Musical images rendered by the Esoteric D70-P70 seemed to glow from within. Perhaps that was an artifact of its own upsampling approach, or of its proprietary intelligent guessing as to what the nonexistent high-resolution data would have been. And, perhaps, the Orpheus separates, at near the Esoterics' price, would substantially close that gap.
To tally up: Pros: excellent build quality, excellent sound quality, switchable absolute-phase inversion, good value for money, Swiss high-tech styling, and a clearly marked upgrade path. Cons: Top-loading, idiosyncratic styling, user interface not very intuitive, does not play SACD or DVD-Audio discs.
There are far worse ways to get the attention of the US marketplace than by having one's products used in a room that gets voted "Best Sound of Show." Based on my time with the less-expensive one-box player from Orpheus Laboratories, as well as what I heard of the full-boat two-box version in San Francisco, Orpheus certainly should be on your shopping list if you plan to spend more than $5000 on a CD player, and don't need or want to play back high-resolution formats.
Footnote 2: For all this listening, I used Custom Power Cord Top Gun Series 2 power cords, the aforementioned Symposium Ultra Platform, interconnects and speaker cables from Wireworld and Nordost, amplifiers from Sugden (both integrated and separate) and Jeff Rowland (the new 302, more about which later), and speakers from Magnepan and Dali (the MMG and MS5, respectively, and more about both later).

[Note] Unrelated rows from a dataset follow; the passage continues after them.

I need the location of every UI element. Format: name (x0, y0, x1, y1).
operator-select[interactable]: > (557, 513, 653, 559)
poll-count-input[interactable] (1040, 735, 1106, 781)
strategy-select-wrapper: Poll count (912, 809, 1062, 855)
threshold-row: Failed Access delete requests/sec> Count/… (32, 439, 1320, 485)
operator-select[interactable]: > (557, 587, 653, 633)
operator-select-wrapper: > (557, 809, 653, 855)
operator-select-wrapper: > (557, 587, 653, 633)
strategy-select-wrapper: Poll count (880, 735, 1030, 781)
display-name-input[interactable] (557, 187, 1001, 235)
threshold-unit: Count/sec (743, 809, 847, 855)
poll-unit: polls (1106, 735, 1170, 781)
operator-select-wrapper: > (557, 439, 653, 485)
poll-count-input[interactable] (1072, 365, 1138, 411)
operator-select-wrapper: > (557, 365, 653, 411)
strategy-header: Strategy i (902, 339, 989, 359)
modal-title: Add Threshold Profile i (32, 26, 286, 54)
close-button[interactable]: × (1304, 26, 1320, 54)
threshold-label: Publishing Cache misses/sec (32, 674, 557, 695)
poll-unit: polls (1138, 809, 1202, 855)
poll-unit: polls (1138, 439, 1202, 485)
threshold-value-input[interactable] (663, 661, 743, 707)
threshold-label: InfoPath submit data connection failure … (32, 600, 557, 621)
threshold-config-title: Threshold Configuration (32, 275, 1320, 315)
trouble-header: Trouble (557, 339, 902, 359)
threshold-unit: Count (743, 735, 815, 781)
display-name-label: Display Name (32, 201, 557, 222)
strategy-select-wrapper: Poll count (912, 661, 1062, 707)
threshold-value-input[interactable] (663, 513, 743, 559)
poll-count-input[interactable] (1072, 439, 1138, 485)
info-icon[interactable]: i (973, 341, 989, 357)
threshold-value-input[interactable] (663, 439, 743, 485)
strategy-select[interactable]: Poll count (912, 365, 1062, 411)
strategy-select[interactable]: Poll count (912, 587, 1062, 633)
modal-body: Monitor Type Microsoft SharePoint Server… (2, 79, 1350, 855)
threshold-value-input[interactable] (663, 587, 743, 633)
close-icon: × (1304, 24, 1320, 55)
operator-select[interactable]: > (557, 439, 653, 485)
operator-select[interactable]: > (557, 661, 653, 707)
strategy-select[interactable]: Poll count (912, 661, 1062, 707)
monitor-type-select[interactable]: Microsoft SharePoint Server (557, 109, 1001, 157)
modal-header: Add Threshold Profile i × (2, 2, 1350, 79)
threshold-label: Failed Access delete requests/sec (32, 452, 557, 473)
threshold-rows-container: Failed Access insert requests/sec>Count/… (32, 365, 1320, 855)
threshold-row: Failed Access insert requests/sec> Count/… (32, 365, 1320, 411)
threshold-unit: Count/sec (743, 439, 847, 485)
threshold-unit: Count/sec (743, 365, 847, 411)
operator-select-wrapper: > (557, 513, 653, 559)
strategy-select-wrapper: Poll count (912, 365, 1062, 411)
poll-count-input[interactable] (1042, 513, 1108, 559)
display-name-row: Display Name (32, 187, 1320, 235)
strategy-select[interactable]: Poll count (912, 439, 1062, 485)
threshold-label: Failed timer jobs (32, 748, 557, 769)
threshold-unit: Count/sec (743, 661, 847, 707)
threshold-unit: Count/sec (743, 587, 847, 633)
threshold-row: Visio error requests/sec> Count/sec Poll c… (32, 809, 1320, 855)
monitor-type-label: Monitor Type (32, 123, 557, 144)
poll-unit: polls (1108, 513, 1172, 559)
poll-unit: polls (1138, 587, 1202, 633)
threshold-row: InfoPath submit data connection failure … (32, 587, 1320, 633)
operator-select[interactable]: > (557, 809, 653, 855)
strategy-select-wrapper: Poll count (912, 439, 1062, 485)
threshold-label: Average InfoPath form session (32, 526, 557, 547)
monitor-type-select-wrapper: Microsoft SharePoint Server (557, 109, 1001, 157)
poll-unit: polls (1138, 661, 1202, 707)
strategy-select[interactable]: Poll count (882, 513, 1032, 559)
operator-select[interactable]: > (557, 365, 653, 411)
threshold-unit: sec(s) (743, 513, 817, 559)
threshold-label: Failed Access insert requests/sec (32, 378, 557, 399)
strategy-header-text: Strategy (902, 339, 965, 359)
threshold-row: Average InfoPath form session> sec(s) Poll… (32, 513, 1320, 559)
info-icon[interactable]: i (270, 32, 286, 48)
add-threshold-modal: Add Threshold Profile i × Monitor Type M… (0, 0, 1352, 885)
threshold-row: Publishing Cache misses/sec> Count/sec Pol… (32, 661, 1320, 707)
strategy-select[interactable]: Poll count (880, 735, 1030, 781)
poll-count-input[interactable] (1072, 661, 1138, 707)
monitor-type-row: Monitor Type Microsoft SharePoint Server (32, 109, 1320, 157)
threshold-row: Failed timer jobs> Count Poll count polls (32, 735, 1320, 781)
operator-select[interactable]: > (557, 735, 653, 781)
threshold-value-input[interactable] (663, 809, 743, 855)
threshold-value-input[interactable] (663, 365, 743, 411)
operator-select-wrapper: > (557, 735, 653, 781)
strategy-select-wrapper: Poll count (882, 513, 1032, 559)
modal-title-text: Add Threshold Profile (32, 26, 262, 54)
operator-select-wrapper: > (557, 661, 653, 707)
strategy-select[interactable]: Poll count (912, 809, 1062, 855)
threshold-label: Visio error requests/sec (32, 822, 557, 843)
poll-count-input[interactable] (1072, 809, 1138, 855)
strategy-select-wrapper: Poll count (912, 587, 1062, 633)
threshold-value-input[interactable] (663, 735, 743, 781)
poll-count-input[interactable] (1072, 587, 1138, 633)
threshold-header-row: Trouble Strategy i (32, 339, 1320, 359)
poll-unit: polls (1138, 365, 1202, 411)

Footnote 3: When I was first listening to the Zero, I noted that, when playing CDs whose music began with the first digital frame assigned to that track—at the "0 seconds" point—the Zero delayed a small fraction of a second before producing any sound. This chopped off the very first bit of the music on such CDs. I attributed this to some hangup in a digital mute that was failing to unmute in time. I informed Orpheus' press rep about it, and sure enough, once people listened for this phenomenon, they heard it. The unmute hangup would not be noticeable with discs that have some room tone or tape hiss after the track start and before the start of the music. All that was required was a software revision, and that was accomplished by mailing me a chip that was a drop-in replacement. Problem solved.
Footnote 4: I also listened to non-early music, such as Josh Groban's self-titled Euro-pop effort, J-Pop; Two Mix's Super Best Files 1995-1998; and even, in a fit of nostalgia, Boston's self-titled debut, during which I did see my Marianne walking away (except she never really was mine...).